Publishing accessible content to RShare

It’s important to ensure that all content that you upload to RShare is accessible for people with disabilities. Providing accessible content is crucial for ensuring that everyone has equal opportunities to engage with and contribute to academic knowledge and scholarly research. Accessible content promotes inclusivity, diversity, and equity in academia, and helps to foster a more robust and informed scholarly community. 

Creating accessible documents

When authoring documents using Microsoft Office or Google Workspace, there are a few simple principles that are relevant for almost all document types.

  • Use semantic headings in a meaningful way that conveys hierarchy.
  • Add alternative (alt) text to all images, graphs and other media. 
  • Ensure links are self descriptive and make sense out of context. 
  • Use strong contrasting colours.
  • Avoid using colour as the only means of conveying information. Use a combination of shapes, text, and colour to distinguish information. 

For more guidance on creating accessible documents, please review the following resource: How to create accessible documents.

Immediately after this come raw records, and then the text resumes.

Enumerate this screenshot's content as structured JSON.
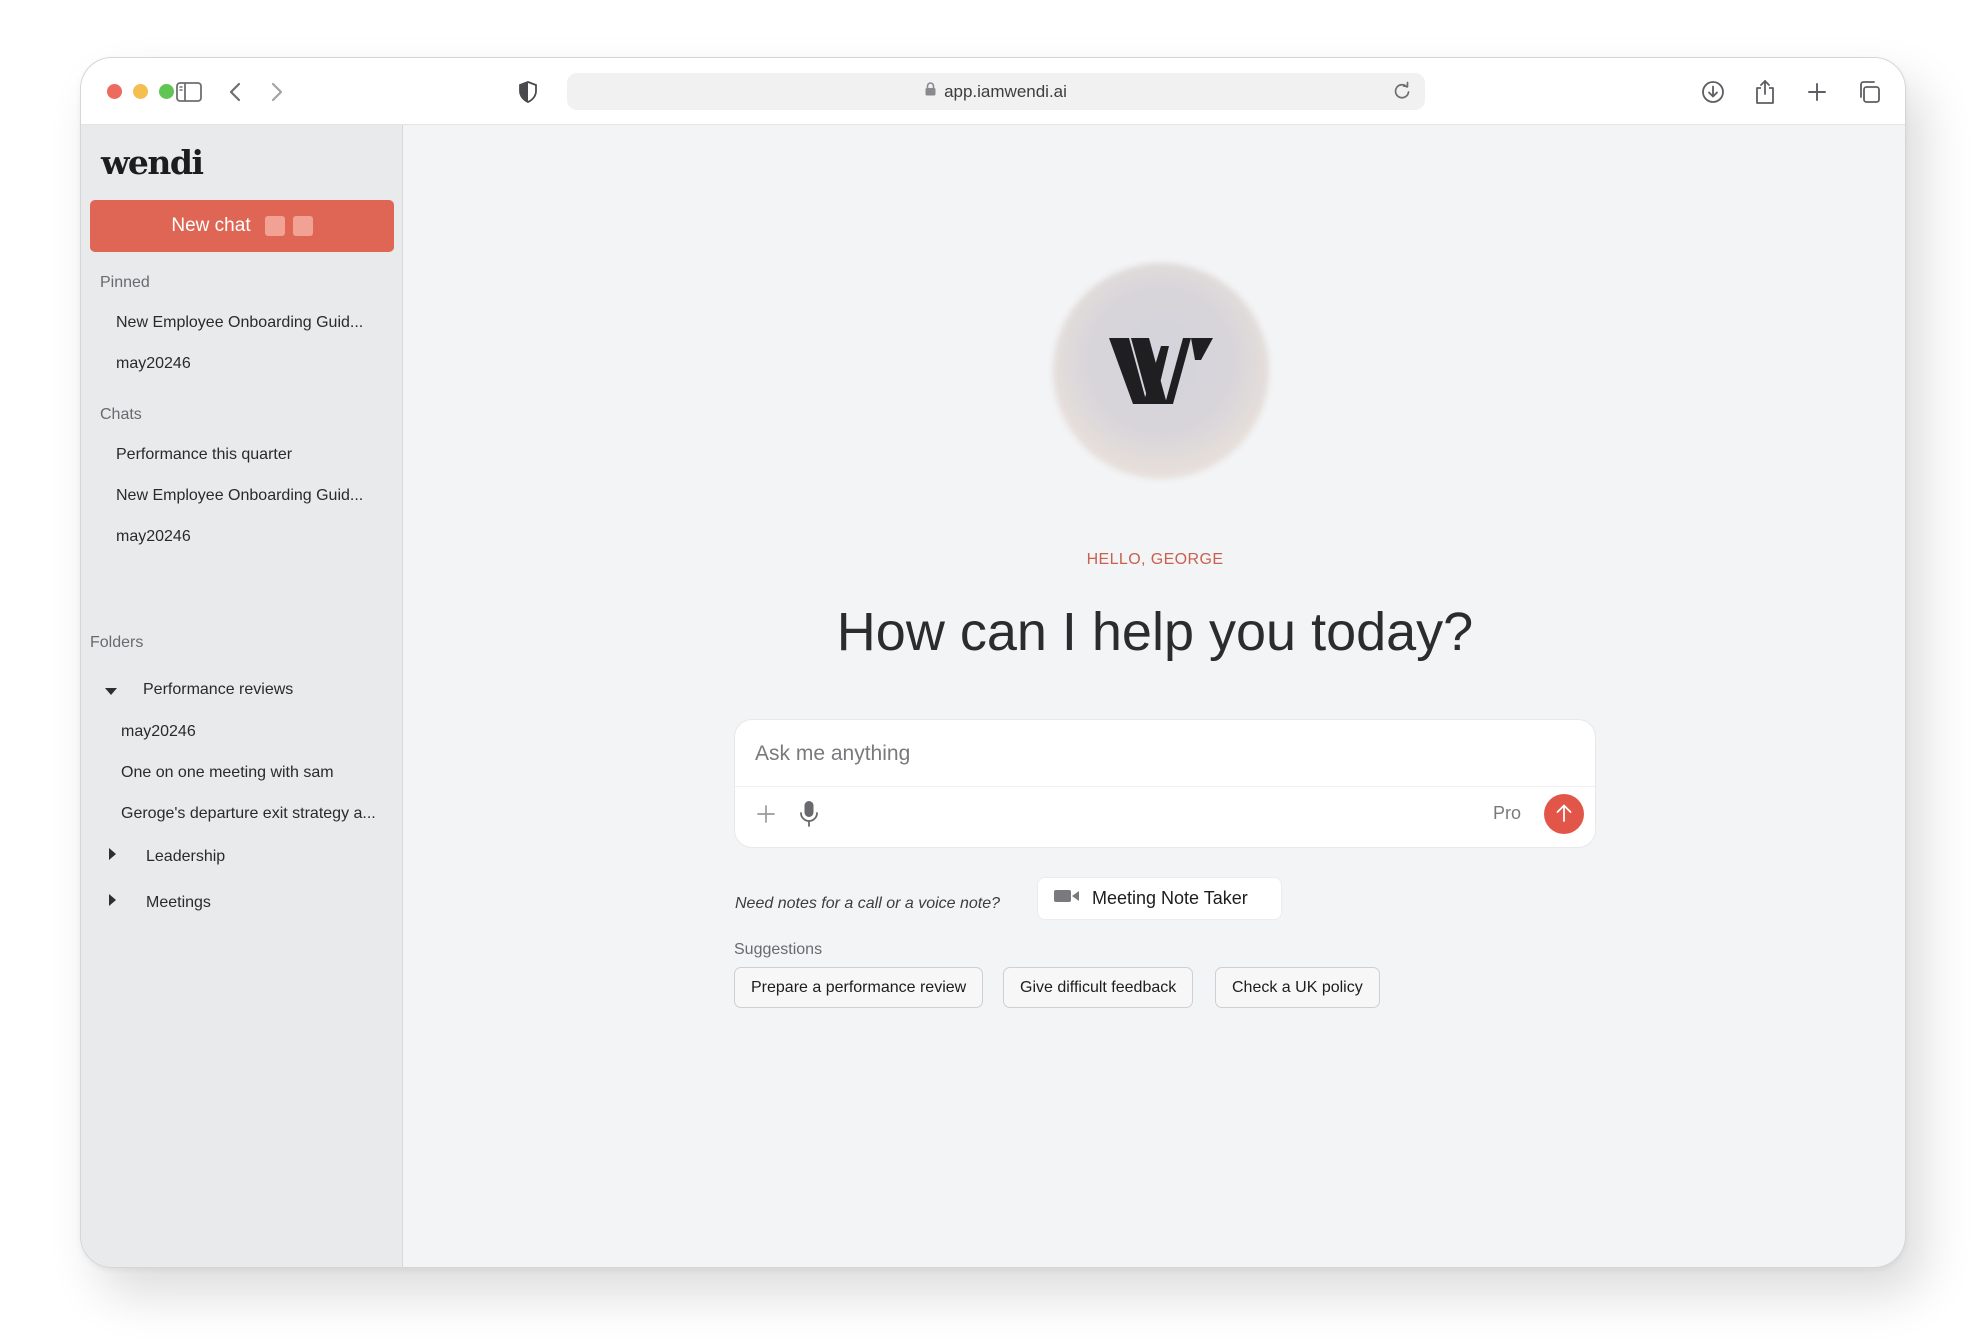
{
  "browser": {
    "url": "app.iamwendi.ai",
    "icons": [
      "sidebar-toggle-icon",
      "back-arrow-icon",
      "forward-arrow-icon",
      "shield-icon",
      "lock-icon",
      "reload-icon",
      "download-icon",
      "share-icon",
      "new-tab-plus-icon",
      "tabs-overview-icon"
    ]
  },
  "sidebar": {
    "logo": "wendi",
    "new_chat_label": "New chat",
    "pinned_title": "Pinned",
    "pinned": [
      "New Employee Onboarding Guid...",
      "may20246"
    ],
    "chats_title": "Chats",
    "chats": [
      "Performance this quarter",
      "New Employee Onboarding Guid...",
      "may20246"
    ],
    "folders_title": "Folders",
    "folders": [
      {
        "name": "Performance reviews",
        "expanded": true,
        "items": [
          "may20246",
          "One on one meeting with sam",
          "Geroge's departure exit strategy a..."
        ]
      },
      {
        "name": "Leadership",
        "expanded": false
      },
      {
        "name": "Meetings",
        "expanded": false
      }
    ]
  },
  "main": {
    "greeting": "HELLO, GEORGE",
    "headline": "How can I help you today?",
    "composer": {
      "placeholder": "Ask me anything",
      "mode_label": "Pro"
    },
    "note_prompt": "Need notes for a call or a voice note?",
    "meeting_note_taker_label": "Meeting Note Taker",
    "suggestions_title": "Suggestions",
    "suggestions": [
      "Prepare a performance review",
      "Give difficult feedback",
      "Check a UK policy"
    ]
  },
  "colors": {
    "accent": "#df6654",
    "send_button": "#e2564a",
    "greeting": "#c9604f",
    "sidebar_bg": "#e9eaec",
    "main_bg": "#f3f4f6"
  }
}
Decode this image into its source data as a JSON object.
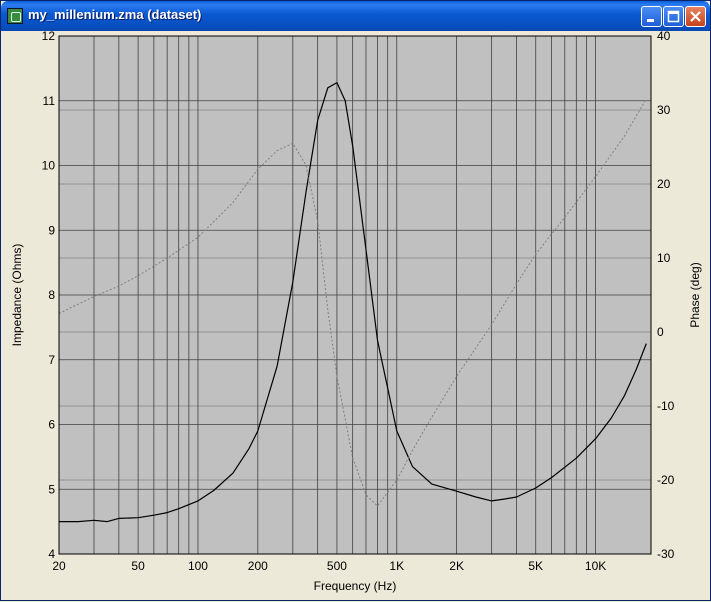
{
  "window": {
    "title": "my_millenium.zma (dataset)",
    "icons": [
      "app-icon",
      "minimize-icon",
      "maximize-icon",
      "close-icon"
    ]
  },
  "colors": {
    "plot_bg": "#C0C0C0",
    "grid": "#404040",
    "impedance_line": "#000000",
    "phase_line": "#808080",
    "titlebar": "#0A58D0"
  },
  "chart_data": {
    "type": "line",
    "xlabel": "Frequency (Hz)",
    "ylabel": "Impedance (Ohms)",
    "y2label": "Phase (deg)",
    "x_scale": "log",
    "xlim": [
      20,
      19000
    ],
    "ylim": [
      4,
      12
    ],
    "y2lim": [
      -30,
      40
    ],
    "grid": true,
    "x_ticks": [
      {
        "v": 20,
        "label": "20"
      },
      {
        "v": 50,
        "label": "50"
      },
      {
        "v": 100,
        "label": "100"
      },
      {
        "v": 200,
        "label": "200"
      },
      {
        "v": 500,
        "label": "500"
      },
      {
        "v": 1000,
        "label": "1K"
      },
      {
        "v": 2000,
        "label": "2K"
      },
      {
        "v": 5000,
        "label": "5K"
      },
      {
        "v": 10000,
        "label": "10K"
      }
    ],
    "y_ticks": [
      {
        "v": 4,
        "label": "4"
      },
      {
        "v": 5,
        "label": "5"
      },
      {
        "v": 6,
        "label": "6"
      },
      {
        "v": 7,
        "label": "7"
      },
      {
        "v": 8,
        "label": "8"
      },
      {
        "v": 9,
        "label": "9"
      },
      {
        "v": 10,
        "label": "10"
      },
      {
        "v": 11,
        "label": "11"
      },
      {
        "v": 12,
        "label": "12"
      }
    ],
    "y2_ticks": [
      {
        "v": -30,
        "label": "-30"
      },
      {
        "v": -20,
        "label": "-20"
      },
      {
        "v": -10,
        "label": "-10"
      },
      {
        "v": 0,
        "label": "0"
      },
      {
        "v": 10,
        "label": "10"
      },
      {
        "v": 20,
        "label": "20"
      },
      {
        "v": 30,
        "label": "30"
      },
      {
        "v": 40,
        "label": "40"
      }
    ],
    "series": [
      {
        "axis": "left",
        "style": "solid",
        "x": [
          20,
          25,
          30,
          35,
          40,
          50,
          60,
          70,
          80,
          100,
          120,
          150,
          180,
          200,
          250,
          300,
          350,
          400,
          450,
          500,
          550,
          600,
          700,
          800,
          1000,
          1200,
          1500,
          2000,
          2500,
          3000,
          3500,
          4000,
          5000,
          6000,
          8000,
          10000,
          12000,
          14000,
          16000,
          18000
        ],
        "y": [
          4.5,
          4.5,
          4.52,
          4.5,
          4.55,
          4.56,
          4.6,
          4.64,
          4.7,
          4.82,
          4.98,
          5.25,
          5.62,
          5.9,
          6.9,
          8.2,
          9.6,
          10.7,
          11.2,
          11.28,
          11.0,
          10.3,
          8.7,
          7.3,
          5.9,
          5.35,
          5.08,
          4.97,
          4.88,
          4.82,
          4.85,
          4.88,
          5.02,
          5.18,
          5.48,
          5.78,
          6.1,
          6.45,
          6.85,
          7.25
        ]
      },
      {
        "axis": "right",
        "style": "dotted",
        "x": [
          20,
          30,
          40,
          50,
          70,
          100,
          150,
          200,
          250,
          300,
          350,
          400,
          450,
          500,
          600,
          700,
          800,
          1000,
          1200,
          1500,
          2000,
          3000,
          4000,
          5000,
          7000,
          10000,
          14000,
          18000
        ],
        "y": [
          2.5,
          4.8,
          6.2,
          7.6,
          10.0,
          12.8,
          17.5,
          22.0,
          24.5,
          25.5,
          22.5,
          15.0,
          3.0,
          -6.0,
          -17.0,
          -22.0,
          -23.5,
          -20.0,
          -16.0,
          -11.5,
          -6.0,
          1.0,
          6.5,
          10.5,
          15.5,
          21.0,
          26.5,
          31.5
        ]
      }
    ]
  }
}
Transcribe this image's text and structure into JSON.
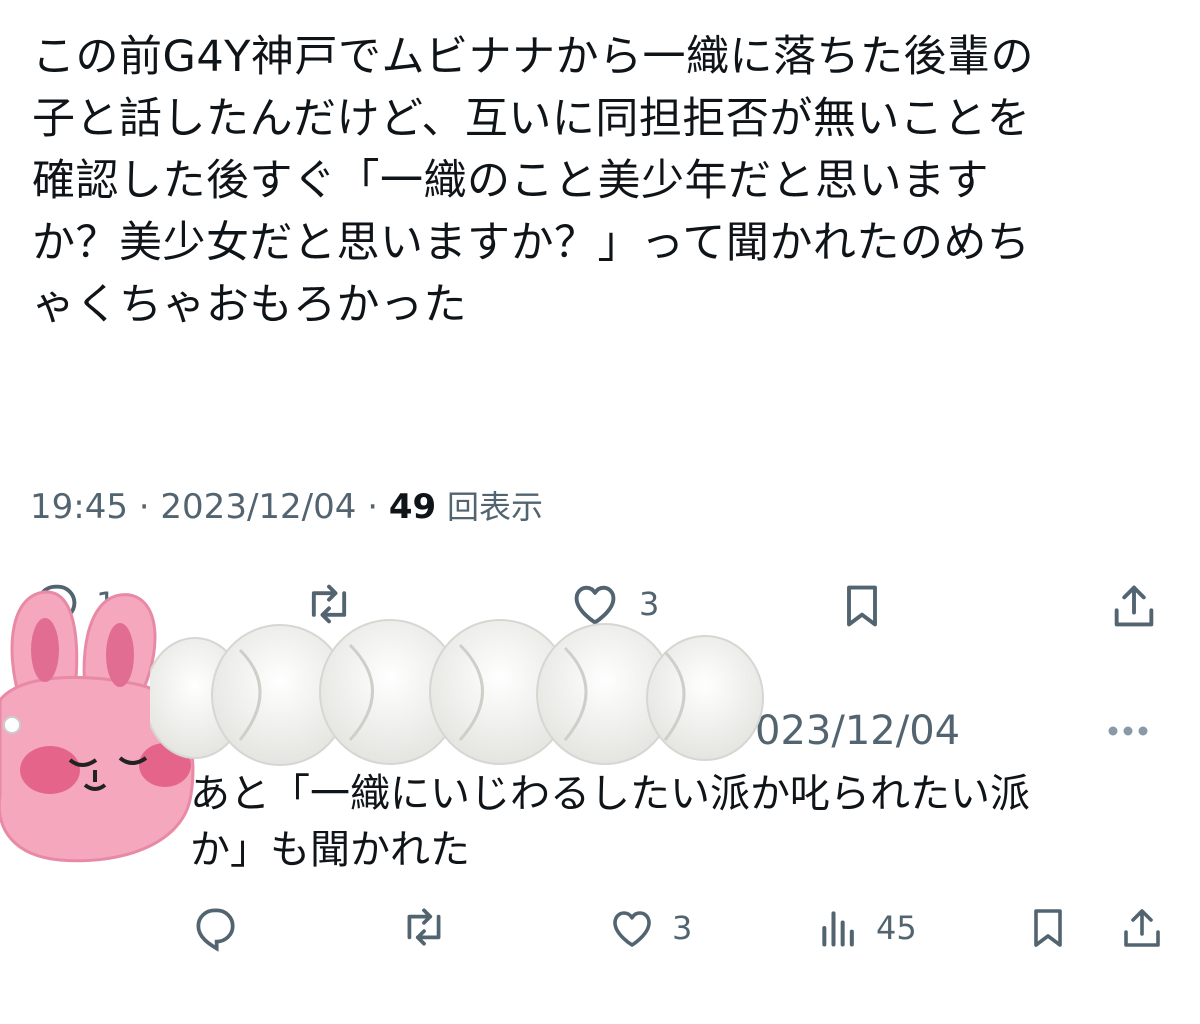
{
  "tweet": {
    "lines": [
      "この前G4Y神戸でムビナナから一織に落ちた後輩の",
      "子と話したんだけど、互いに同担拒否が無いことを",
      "確認した後すぐ「一織のこと美少年だと思います",
      "か？美少女だと思いますか？」って聞かれたのめち",
      "ゃくちゃおもろかった"
    ],
    "time": "19:45",
    "sep1": " · ",
    "date": "2023/12/04",
    "sep2": " · ",
    "views_count": "49",
    "views_label": "回表示"
  },
  "tweet_actions": {
    "reply_count": "1",
    "retweet_count": "",
    "like_count": "3",
    "icons": [
      "reply-icon",
      "retweet-icon",
      "like-icon",
      "bookmark-icon",
      "share-icon"
    ]
  },
  "reply": {
    "date_visible": "023/12/04",
    "lines": [
      "あと「一織にいじわるしたい派か叱られたい派",
      "か」も聞かれた"
    ],
    "actions": {
      "reply_count": "",
      "retweet_count": "",
      "like_count": "3",
      "views_count": "45"
    }
  },
  "colors": {
    "text": "#0f1419",
    "secondary": "#536471",
    "sticker_pink": "#f2a0b8",
    "cream": "#f7f7f5"
  }
}
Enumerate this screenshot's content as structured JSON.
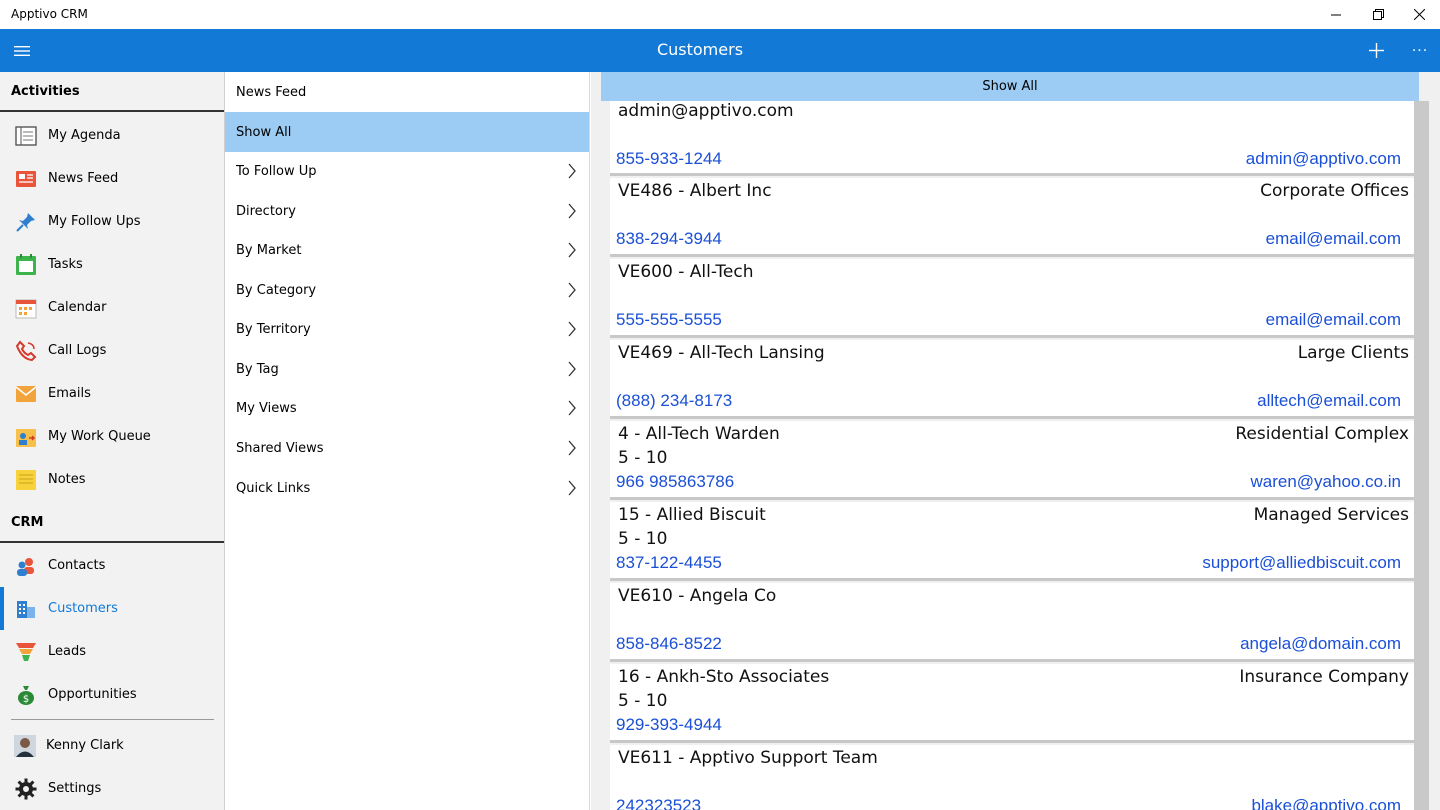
{
  "window": {
    "app_title": "Apptivo CRM"
  },
  "appbar": {
    "title": "Customers",
    "more": "···"
  },
  "sidebar": {
    "activities_heading": "Activities",
    "activities": [
      {
        "label": "My Agenda",
        "icon": "agenda-icon"
      },
      {
        "label": "News Feed",
        "icon": "news-feed-icon"
      },
      {
        "label": "My Follow Ups",
        "icon": "pin-icon"
      },
      {
        "label": "Tasks",
        "icon": "tasks-icon"
      },
      {
        "label": "Calendar",
        "icon": "calendar-icon"
      },
      {
        "label": "Call Logs",
        "icon": "phone-icon"
      },
      {
        "label": "Emails",
        "icon": "email-icon"
      },
      {
        "label": "My Work Queue",
        "icon": "work-queue-icon"
      },
      {
        "label": "Notes",
        "icon": "notes-icon"
      }
    ],
    "crm_heading": "CRM",
    "crm": [
      {
        "label": "Contacts",
        "icon": "contacts-icon"
      },
      {
        "label": "Customers",
        "icon": "customers-icon",
        "active": true
      },
      {
        "label": "Leads",
        "icon": "leads-funnel-icon"
      },
      {
        "label": "Opportunities",
        "icon": "money-bag-icon"
      }
    ],
    "user": {
      "label": "Kenny Clark",
      "icon": "avatar"
    },
    "settings": {
      "label": "Settings",
      "icon": "gear-icon"
    }
  },
  "filters": {
    "items": [
      {
        "label": "News Feed",
        "chevron": false
      },
      {
        "label": "Show All",
        "chevron": false,
        "selected": true
      },
      {
        "label": "To Follow Up",
        "chevron": true
      },
      {
        "label": "Directory",
        "chevron": true
      },
      {
        "label": "By Market",
        "chevron": true
      },
      {
        "label": "By Category",
        "chevron": true
      },
      {
        "label": "By Territory",
        "chevron": true
      },
      {
        "label": "By Tag",
        "chevron": true
      },
      {
        "label": "My Views",
        "chevron": true
      },
      {
        "label": "Shared Views",
        "chevron": true
      },
      {
        "label": "Quick Links",
        "chevron": true
      }
    ]
  },
  "list": {
    "header": "Show All",
    "customers": [
      {
        "name": "admin@apptivo.com",
        "category": "",
        "range": "",
        "phone": "855-933-1244",
        "email": "admin@apptivo.com"
      },
      {
        "name": "VE486 - Albert Inc",
        "category": "Corporate Offices",
        "range": "",
        "phone": "838-294-3944",
        "email": "email@email.com"
      },
      {
        "name": "VE600 - All-Tech",
        "category": "",
        "range": "",
        "phone": "555-555-5555",
        "email": "email@email.com"
      },
      {
        "name": "VE469 - All-Tech Lansing",
        "category": "Large Clients",
        "range": "",
        "phone": "(888) 234-8173",
        "email": "alltech@email.com"
      },
      {
        "name": "4 - All-Tech Warden",
        "category": "Residential Complex",
        "range": "5 - 10",
        "phone": "966 985863786",
        "email": "waren@yahoo.co.in"
      },
      {
        "name": "15 - Allied Biscuit",
        "category": "Managed Services",
        "range": "5 - 10",
        "phone": "837-122-4455",
        "email": "support@alliedbiscuit.com"
      },
      {
        "name": "VE610 - Angela Co",
        "category": "",
        "range": "",
        "phone": "858-846-8522",
        "email": "angela@domain.com"
      },
      {
        "name": "16 - Ankh-Sto Associates",
        "category": "Insurance Company",
        "range": "5 - 10",
        "phone": "929-393-4944",
        "email": ""
      },
      {
        "name": "VE611 - Apptivo Support Team",
        "category": "",
        "range": "",
        "phone": "242323523",
        "email": "blake@apptivo.com"
      }
    ]
  }
}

Exporting as an accessible PDF

Please note, Google Docs and Slides are not able to export accessible PDF. It's recommended to download the Google Doc as a Microsoft Word file before exporting as a PDF. 

  1. Open your document in Microsoft Word.
  2. Use the Accessibility Checker to identify issues with your document. 
  3. Ensure you save the document as an accessible PDF with tags.
    1. Windows: In the Save As dialog box, select Options. Select the “Document structure tags for accessibility” checkbox, and then select OK.
    2. Mac OS: In File Format, use the down arrow to browse through file types and select PDF. Select “Best for electronic distribution and accessibility (uses Microsoft online service)”

Remediating existing PDFs for accessibility

Don’t have access to the source Word or Google Doc file? Remediation in Acrobat DC can be a time consuming task. It’s most likely easier to start with a fresh document that follows best practices for accessibility. Before learning the complexities of tagging a PDF in Acrobat DC, content creators should be familiar with the basics of creating accessible documents first. Learn more about accessible PDFs.

Avoid uploading scanned content

PDFs consisting of scanned pages are essentially just a series of images and are therefore not accessible to people who use screen readers and/or digital literacy software. Scanned documents also do not provide any sort of structured data that can be indexed by search engines for discoverability. Only an OCR (optical character recognition) scanner can convert a scanned document into plain, selectable text.